L’essere umano di fronte all’ignoto non va per il sottile allo scopo di rassicurarsi: spesso prende una cosa che sa essere falsa e la rende vera in quanto utile a tale scopo.
Errore delle cause immaginarie.
– Partendo dal sogno: a una determinata sensazione, dovuta per esempio a un colpo di cannone in lontananza, viene successivamente attribuita una causa (spesso tutto un romanzetto, di cui proprio chi sogna è il protagonista). Frattanto la sensazione continua, in una specie di risonanza: aspetta per così dire finché l’istinto di causalità non le permetta di avanzare in primo piano – ormai non più come caso, bensì come «senso». Il colpo di cannone si presenta in una maniera causale , in una apparente inversione del tempo. La cosa posteriore, la motivazione, viene vissuta per prima, spesso con cento particolari che trascorrono in un lampo, il colpo viene dopo... Che cosa è accaduto? Le rappresentazioni generate da un certo stato in cui ci si trovava sono state fraintese come cause del medesimo. Appunto così facciamo in realtà anche da svegli. La maggior parte dei nostri sentimenti comuni, ogni specie di impedimento, di pressione, di tensione, di esplosione nella giostra e controgiostra degli organi, come in particolare il nervus sympathicus – stimolano il nostro istinto di causalità: vogliamo avere una ragione del fatto che ci sentiamo così e così – che ci sentiamo male o che ci sentiamo bene. Non ci basta mai constatare semplicemente il nudo fatto che ci sentiamo così e così: facciamo entrare questo fatto – ne acquistiamo coscienza – solo quando gli abbiamo dato una sorta di motivazione. – Un ricordo, che in tal caso entra in attività a nostra insaputa, fa affiorare stati anteriori dello stesso tipo e le interpretazioni causali concresciute con essi – non la loro causalità. Certo anche la credenza che le rappresentazioni, i processi che accompagnano la coscienza siano stati le cause, viene riesumata dal ricordo. Così ci si abitua a una certa interpretazione causale, che in realtà ostacola, anzi esclude una ricerca della causa.

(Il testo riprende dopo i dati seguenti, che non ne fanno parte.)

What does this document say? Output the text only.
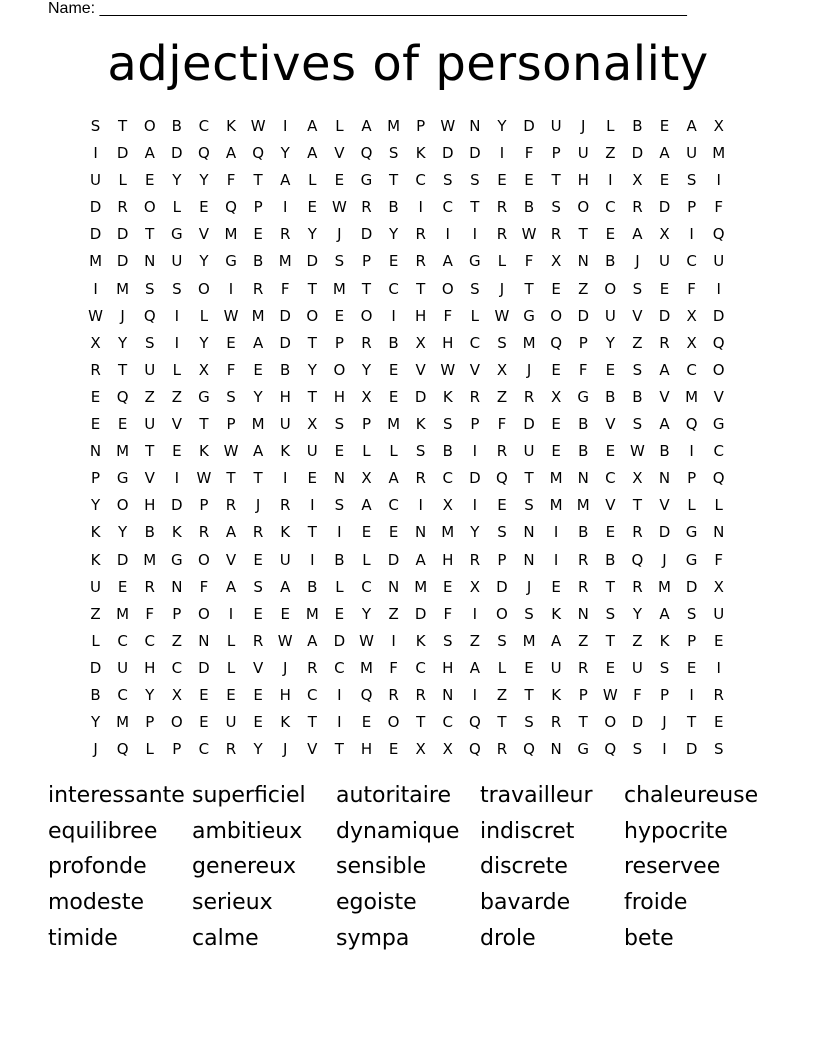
Name: __________________________________________________________________
adjectives of personality
S	T	O	B	C	K W	I	A	L	A	M	P	W N	Y	D	U	J	L	B	E	A	X
I	D	A	D	Q	A	Q	Y	A	V	Q	S	K	D	D	I	F	P	U	Z	D	A	U	M
U	L	E	Y	Y	F	T	A	L	E	G	T	C	S	S	E	E	T	H	I	X	E	S	I
D	R	O	L	E	Q	P	I	E W R	B	I	C	T	R	B	S	O	C	R	D	P	F
D	D	T	G	V	M	E	R	Y	J	D	Y	R	I	I	R W R	T	E	A	X	I	Q
M D	N	U	Y	G	B	M D	S	P	E	R	A	G	L	F	X	N	B	J	U	C	U
I	M	S	S	O	I	R	F	T	M	T	C	T	O	S	J	T	E	Z	O	S	E	F	I
W	J	Q	I	L	W M D	O	E	O	I	H	F	L	W G	O	D	U	V	D	X	D
X	Y	S	I	Y	E	A	D	T	P	R	B	X	H	C	S	M Q	P	Y	Z	R	X	Q
R	T	U	L	X	F	E	B	Y	O	Y	E	V W V	X	J	E	F	E	S	A	C	O
E	Q	Z	Z	G	S	Y	H	T	H	X	E	D	K	R	Z	R	X	G	B	B	V	M	V
E	E	U	V	T	P	M	U	X	S	P	M	K	S	P	F	D	E	B	V	S	A	Q	G
N	M	T	E	K W A	K	U	E	L	L	S	B	I	R	U	E	B	E W B	I	C
P	G	V	I	W	T	T	I	E	N	X	A	R	C	D	Q	T	M	N	C	X	N	P	Q
Y	O	H	D	P	R	J	R	I	S	A	C	I	X	I	E	S	M M	V	T	V	L	L
K	Y	B	K	R	A	R	K	T	I	E	E	N	M	Y	S	N	I	B	E	R	D	G	N
K	D M G	O	V	E	U	I	B	L	D	A	H	R	P	N	I	R	B	Q	J	G	F
U	E	R	N	F	A	S	A	B	L	C	N	M	E	X	D	J	E	R	T	R	M D	X
Z	M	F	P	O	I	E	E	M	E	Y	Z	D	F	I	O	S	K	N	S	Y	A	S	U
L	C	C	Z	N	L	R W A	D W	I	K	S	Z	S	M	A	Z	T	Z	K	P	E
D	U	H	C	D	L	V	J	R	C	M	F	C	H	A	L	E	U	R	E	U	S	E	I
B	C	Y	X	E	E	E	H	C	I	Q	R	R	N	I	Z	T	K	P	W	F	P	I	R
Y	M	P	O	E	U	E	K	T	I	E	O	T	C	Q	T	S	R	T	O	D	J	T	E
J	Q	L	P	C	R	Y	J	V	T	H	E	X	X	Q	R	Q	N	G	Q	S	I	D	S
interessante superficiel	autoritaire	travailleur	chaleureuse
equilibree	ambitieux	dynamique indiscret	hypocrite
profonde	genereux	sensible	discrete	reservee
modeste	serieux	egoiste	bavarde	froide
timide	calme	sympa	drole	bete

Spiegazione psicologica di ciò.
– Ricondurre qualcosa di ignoto a qualcosa di noto allevia, tranquillizza, soddisfa, comunica inoltre un senso di potenza. Con l’ignoto è dato il pericolo, l’inquietudine, la preoccupazione, – il primo istinto tende a eliminare questi stati penosi. Primo principio: una qualunque spiegazione è meglio di nessuna spiegazione. Poiché in fondo si tratta solo di un voler sbarazzarsi di rappresentazioni opprimenti, non si va molto per il sottile quanto ai mezzi da usare a tal fine: la prima rappresentazione con cui l’ignoto si spiega come noto, fa tanto bene che la si «prende per vera». Prova del piacere («della forza») come criterio della verità. – L’istinto di causalità è dunque condizionato e stimolato dal sentimento della paura. Il «perché?», se appena è possibile, non deve dare tanto la causa per se stessa quanto una specie di causa – una causa che tranquillizzi, liberi, allevii. Che qualcosa di già noto, vissuto, registrato nel ricordo venga posto come causa, è la prima conseguenza di questo bisogno. Ciò che è nuovo, non vissuto, estraneo viene escluso come causa. Si cerca dunque non soltanto una specie di spiegazioni come causa, ma anche una specie scelta e privilegiata di spiegazioni, quelle in cui è stato eliminato nel modo più rapido, più frequente, il sentimento di estraneità, di novità e di non vissuto – le spiegazioni più abituali.
– Conseguenza: un certo modo di stabilire le cause prevale sempre più, si concentra in sistema e si presenta infine in posizione dominante , cioè semplicemente escludendo altre cause e spiegazioni. – Il banchiere pensa subito all’«affare», il cristiano al «peccato», la ragazza al suo amore.